Can individuals make a difference for the course of history, or are their efforts insignificant compared to major trends, like the movement of a single molecule in the wind? It is clear that if a situation is not ripe for change, if nobody wants to hear new proposals, one individual can make little difference. But if people are unhappy with their present conditions and search for new ways, a good idea, persuasively argued, can go a long way. Yet even when an opportunity for major change arises, someone must seize it or it may be missed. Similarly, if one plants a fruit tree in the desert, it will die. But even in the most fertile soil, under the best climatic conditions, only weeds may grow unless we plant something better. And we never know for sure whether an apparent desert may not hide fertile ground just below the surface, in which one seed can over time give rise to a whole forest. Even if we do not see the results of our efforts for peace immediately, we should not give up, because they may bear fruit some day in unexpected ways.
THE ABOLITION OF SLAVERY
In 1835, Lloyd Garrison, the publisher of the anti‑slavery gazette “The Liberator”, spoke on the Boston Commons against slavery. He was arrested by the police‑‑to protect his life‑‑ because an angry mob was ready to lynch him. He was secretly moved out of the city at night in an enclosed horse coach. But he continued to fight against slavery, and 30 years later, it was indeed abolished in the United States by President Lincoln.
The Quakers played a leading role in the movement to abolish slavery. Groups of Quakers traveled from town to town in the United States to preach against slavery, and they did not leave a town until at least one person had converted to their cause. In the end, their patience paid off.

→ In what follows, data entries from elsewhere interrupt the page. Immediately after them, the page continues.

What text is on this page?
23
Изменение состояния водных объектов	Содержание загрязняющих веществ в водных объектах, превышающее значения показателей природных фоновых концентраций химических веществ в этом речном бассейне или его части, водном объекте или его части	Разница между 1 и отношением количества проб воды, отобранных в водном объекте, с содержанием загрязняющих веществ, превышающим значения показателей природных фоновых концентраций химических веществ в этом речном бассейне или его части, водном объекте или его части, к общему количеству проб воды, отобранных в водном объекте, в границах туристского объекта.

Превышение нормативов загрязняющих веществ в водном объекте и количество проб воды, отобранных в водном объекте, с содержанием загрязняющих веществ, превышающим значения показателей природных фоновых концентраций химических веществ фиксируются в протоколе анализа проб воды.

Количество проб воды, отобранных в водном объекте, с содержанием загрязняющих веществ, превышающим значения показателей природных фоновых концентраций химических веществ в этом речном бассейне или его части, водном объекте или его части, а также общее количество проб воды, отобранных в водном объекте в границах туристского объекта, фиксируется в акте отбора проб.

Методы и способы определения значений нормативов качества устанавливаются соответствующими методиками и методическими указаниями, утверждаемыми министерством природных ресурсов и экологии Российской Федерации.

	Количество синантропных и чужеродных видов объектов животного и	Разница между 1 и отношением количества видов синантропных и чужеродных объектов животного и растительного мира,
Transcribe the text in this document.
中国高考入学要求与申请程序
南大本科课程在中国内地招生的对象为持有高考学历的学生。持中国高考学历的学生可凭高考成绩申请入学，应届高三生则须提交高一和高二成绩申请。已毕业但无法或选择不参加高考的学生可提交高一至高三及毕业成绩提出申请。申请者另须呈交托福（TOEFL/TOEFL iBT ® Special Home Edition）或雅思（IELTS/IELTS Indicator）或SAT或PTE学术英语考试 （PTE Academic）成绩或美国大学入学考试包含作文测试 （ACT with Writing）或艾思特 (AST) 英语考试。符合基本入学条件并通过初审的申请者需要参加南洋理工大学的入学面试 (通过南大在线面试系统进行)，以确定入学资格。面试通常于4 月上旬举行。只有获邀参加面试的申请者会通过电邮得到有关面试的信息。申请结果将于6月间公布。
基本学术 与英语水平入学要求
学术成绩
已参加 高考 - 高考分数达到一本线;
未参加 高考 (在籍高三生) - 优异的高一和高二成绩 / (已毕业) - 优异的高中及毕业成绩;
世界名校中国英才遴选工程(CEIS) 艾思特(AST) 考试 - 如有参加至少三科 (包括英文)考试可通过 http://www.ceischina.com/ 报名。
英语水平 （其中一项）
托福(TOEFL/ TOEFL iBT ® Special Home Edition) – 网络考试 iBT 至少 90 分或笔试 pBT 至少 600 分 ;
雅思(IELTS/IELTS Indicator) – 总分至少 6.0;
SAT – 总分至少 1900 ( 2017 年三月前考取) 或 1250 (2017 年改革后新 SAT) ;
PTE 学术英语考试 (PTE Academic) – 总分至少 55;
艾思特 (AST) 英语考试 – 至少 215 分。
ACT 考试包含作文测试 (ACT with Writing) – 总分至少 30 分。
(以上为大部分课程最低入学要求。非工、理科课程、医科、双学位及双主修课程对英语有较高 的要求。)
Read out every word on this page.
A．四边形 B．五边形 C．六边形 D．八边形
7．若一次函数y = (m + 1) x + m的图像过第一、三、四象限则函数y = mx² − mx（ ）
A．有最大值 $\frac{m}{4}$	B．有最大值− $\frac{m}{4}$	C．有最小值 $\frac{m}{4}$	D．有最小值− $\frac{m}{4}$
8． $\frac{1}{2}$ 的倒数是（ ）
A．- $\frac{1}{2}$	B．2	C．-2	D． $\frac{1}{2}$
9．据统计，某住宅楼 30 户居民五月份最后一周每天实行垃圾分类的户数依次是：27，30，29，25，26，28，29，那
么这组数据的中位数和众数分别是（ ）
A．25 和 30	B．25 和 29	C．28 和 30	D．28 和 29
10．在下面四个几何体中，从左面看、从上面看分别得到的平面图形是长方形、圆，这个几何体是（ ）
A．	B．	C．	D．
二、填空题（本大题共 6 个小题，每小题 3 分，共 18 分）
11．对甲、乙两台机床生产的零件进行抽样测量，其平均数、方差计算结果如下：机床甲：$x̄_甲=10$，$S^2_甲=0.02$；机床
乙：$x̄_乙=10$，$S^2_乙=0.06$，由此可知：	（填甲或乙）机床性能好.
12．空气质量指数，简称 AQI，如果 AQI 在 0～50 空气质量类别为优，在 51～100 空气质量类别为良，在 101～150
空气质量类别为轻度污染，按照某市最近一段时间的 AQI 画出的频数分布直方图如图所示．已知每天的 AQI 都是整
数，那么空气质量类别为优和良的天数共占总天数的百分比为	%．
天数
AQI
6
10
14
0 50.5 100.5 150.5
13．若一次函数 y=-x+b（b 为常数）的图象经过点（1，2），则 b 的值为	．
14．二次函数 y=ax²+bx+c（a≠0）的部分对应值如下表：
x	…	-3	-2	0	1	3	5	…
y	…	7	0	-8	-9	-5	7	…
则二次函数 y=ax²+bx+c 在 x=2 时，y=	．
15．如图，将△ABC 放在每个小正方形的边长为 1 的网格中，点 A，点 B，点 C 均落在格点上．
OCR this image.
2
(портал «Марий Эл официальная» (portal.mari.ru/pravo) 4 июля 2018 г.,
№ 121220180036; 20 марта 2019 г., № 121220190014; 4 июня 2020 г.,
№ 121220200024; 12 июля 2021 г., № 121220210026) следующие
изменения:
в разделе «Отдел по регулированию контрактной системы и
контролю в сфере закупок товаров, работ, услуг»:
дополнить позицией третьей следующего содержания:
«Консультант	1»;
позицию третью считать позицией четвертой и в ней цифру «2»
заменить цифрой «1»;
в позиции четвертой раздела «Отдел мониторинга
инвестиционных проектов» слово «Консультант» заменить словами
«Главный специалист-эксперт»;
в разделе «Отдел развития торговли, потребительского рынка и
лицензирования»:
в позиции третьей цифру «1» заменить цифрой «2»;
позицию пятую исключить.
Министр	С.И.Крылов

When we see the billions spent for weapons today and the pittance available to work for peace, it is easy to despair. But the people who fought for the abolition of slavery in the 19th century did not even have any foundations to apply to. They made personal sacrifices and took risks, while the slave traders and slave owners accumulated huge fortunes. Yet the anti‑slavery movement prevailed in the end, because it had a just cause. For the same reason, the global peace movement will one day prevail over those who profit from war.
RUFUS JONES
Rufus Jones (1863-1948), an American Quaker, who helped found the American Friends Service Committee in 1917, went to England after World War I to help with the reconstruction. He noticed that there were large areas of public land around many cities, which remained uncultivated. He persuaded city governments to divide this land into small parcels and lend them to unemployed people so that they could grow vegetables to feed their own families and earn a modest income from selling what they could spare. One unemployed man was daunted by the task, but worked hard all summer, clearing the land from shrubs and thorns, fertilizing the soil, planting various vegetables, watering them regularly and removing weeds. He earned a rich crop in the fall. Rufus Jones said to him, “Is it not marvelous what God and you have done here together?” The man said, “Well, yes, but you should have seen it when God had it all to himself.”
Unless we do good work, it is not going to happen by itself!
As the anthropologist Margaret Mead has said, “Never doubt that a small group of thoughtful, committed people can change the world. Indeed, it is the only thing that ever has.”